My Dear Sisters and Brothers! Before we go any further let’s do a bit of grammar. In the greeting “The Lord be with you”, is you singular or plural? Those who still remember Latin Masses should be able to recall the recurring words “Dominus vobiscum” which doesn’t leave any doubt that you is plural. Why does it need to be plural? Answer this question: How can people come to know that Jesus Christ is the One sent by God the Father? In the Gospel of John we read what Jesus said at the Last Supper: “Father, may they be one in us, as you are in me and I am in you, so that the world may believe it was you who sent me.” The convincing sign on earth that Jesus comes from God is the unity of his disciples, our unity. We can see how our societies are divided, how much they have been fragmented. In those fragmented societies the community of believers, the Church, is to be the sign of Jesus Christ who comes from the Father. That’s why Christianity is not for lonely rangers. On the contrary if one separates his or her faith in Jesus from the community of disciples, from the Church, it is like playing soccer of footy on his or her own. It doesn’t make much sense, does it? This message inspired the builders of our ancient cathedrals too. Many bricks and stones, symbolising many members of the Church, put together created those architecture marvels raising minds and hearts to heaven. However those marvels were to draw us, Jesus’ followers, to build communities of people united around Jesus.
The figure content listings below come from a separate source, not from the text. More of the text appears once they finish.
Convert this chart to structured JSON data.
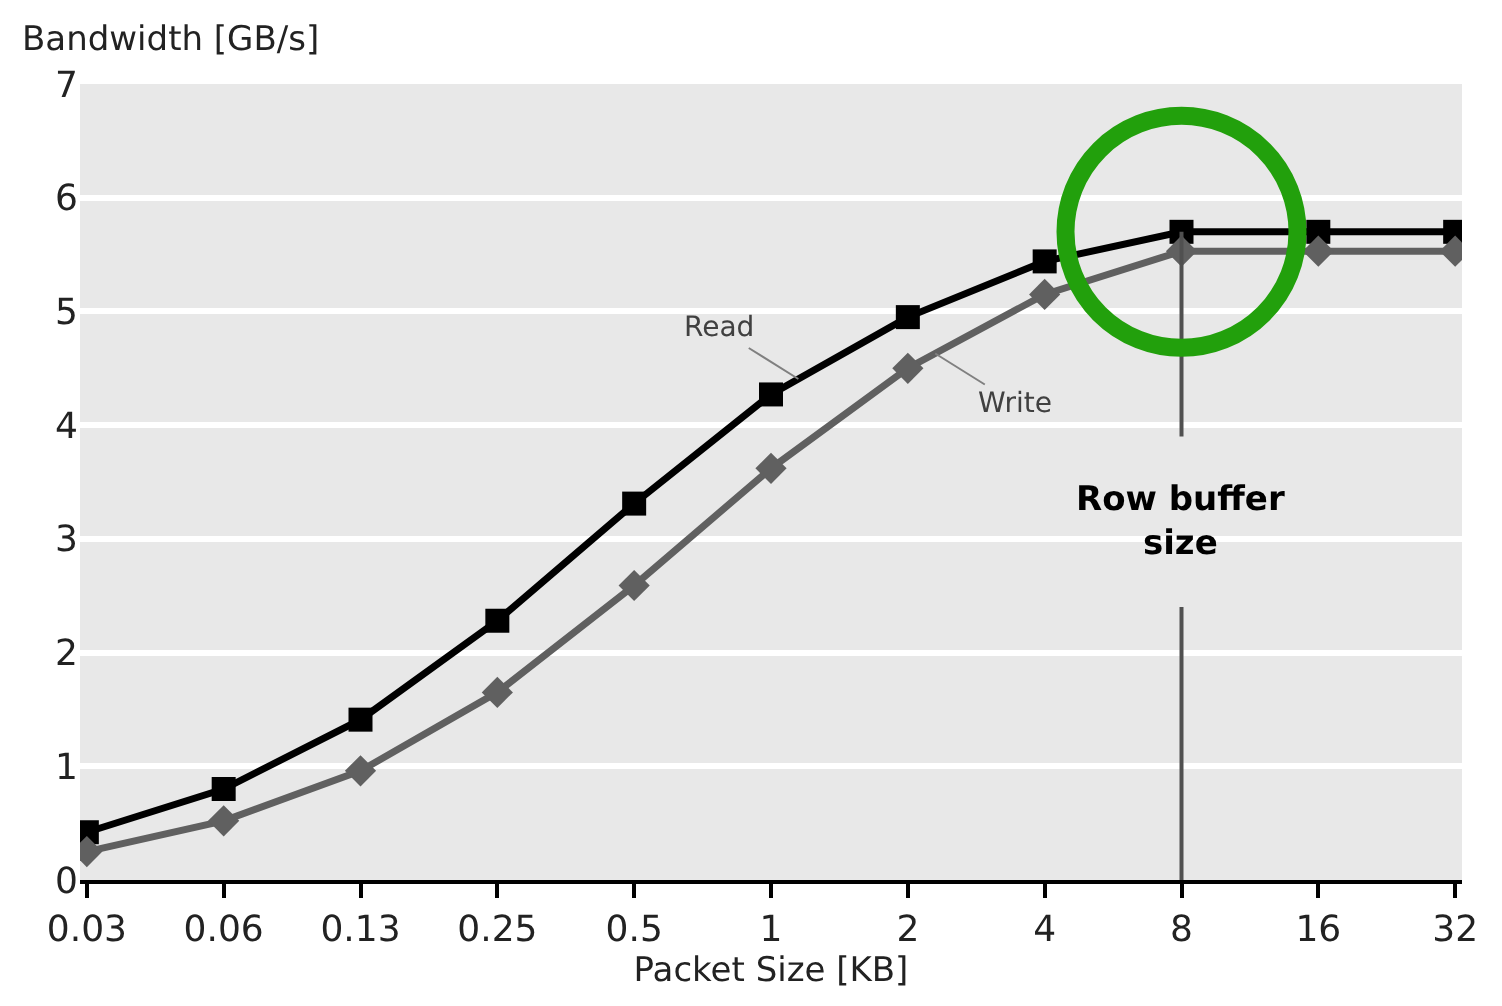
{
  "chart_data": {
    "type": "line",
    "xlabel": "Packet Size [KB]",
    "ylabel": "Bandwidth [GB/s]",
    "categories": [
      "0.03",
      "0.06",
      "0.13",
      "0.25",
      "0.5",
      "1",
      "2",
      "4",
      "8",
      "16",
      "32"
    ],
    "series": [
      {
        "name": "Read",
        "color": "#000000",
        "marker": "square",
        "values": [
          0.42,
          0.8,
          1.41,
          2.28,
          3.31,
          4.27,
          4.95,
          5.44,
          5.7,
          5.7,
          5.7
        ]
      },
      {
        "name": "Write",
        "color": "#606060",
        "marker": "diamond",
        "values": [
          0.25,
          0.52,
          0.96,
          1.65,
          2.59,
          3.62,
          4.5,
          5.15,
          5.53,
          5.53,
          5.53
        ]
      }
    ],
    "ylim": [
      0,
      7
    ],
    "yticks": [
      0,
      1,
      2,
      3,
      4,
      5,
      6,
      7
    ],
    "grid": "y",
    "legend": false,
    "line_style": "solid",
    "ref_lines": [
      {
        "axis": "x",
        "value": "8",
        "label": "Row buffer\nsize",
        "color": "#505050"
      }
    ]
  }
}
“The Lord be with you” we hear at the beginning of the Mass, as no single person here present, doesn’t matter how holy and perfect she or he could be, can substitute for the community of believers, to be a convincing sign of who Jesus is, the Only Son of God who came here to give people eternal life.
However every greeting needs a response, so what is the response to “The Lord be with you”? “And with your Spirit.” Someone asked whether it should be “And with your soul Father” which makes a sense as each one of us, including the priest, has got a soul. But let me read a few sentences from the Pontifical which is the liturgical book used by our bishops when they perform services reserved only to them, such as ordination of deacons, priests and bishops. When the bishop ordains a deacon he asks God: “Lord, send forth upon him the Holy Spirit, that he may be strengthened by the gift of your sevenfold grace to carry out faithfully the work of the ministry.” For a new priest the bishop prays: “Renew within him the Spirit of holiness.” When a new bishop is being ordained he hears this sprayer: “So now pour out upon this chosen one that power which is from you, the governing Spirit whom you gave to your beloved Son Jesus Christ, the Spirit given by him to the holy apostles.” So when the congregation says: “And with your Spirit” it acknowledges that unique moment of ordination which uniquely configured the priest to Jesus Christ. The priest acts in the Person of Christ, and certainly not by his own resources.
My Dear Fellow Believers! This greeting put all of us in the right place at Mass, like we could hear in the Gospel. It reminds us that we must be a united community in order to show Jesus Christ to the world. The greeting also reminds the priest that Mass is not his own show but rather it is the time of grace when the Blessed Lord speaks to his followers and forms them according to his Heart.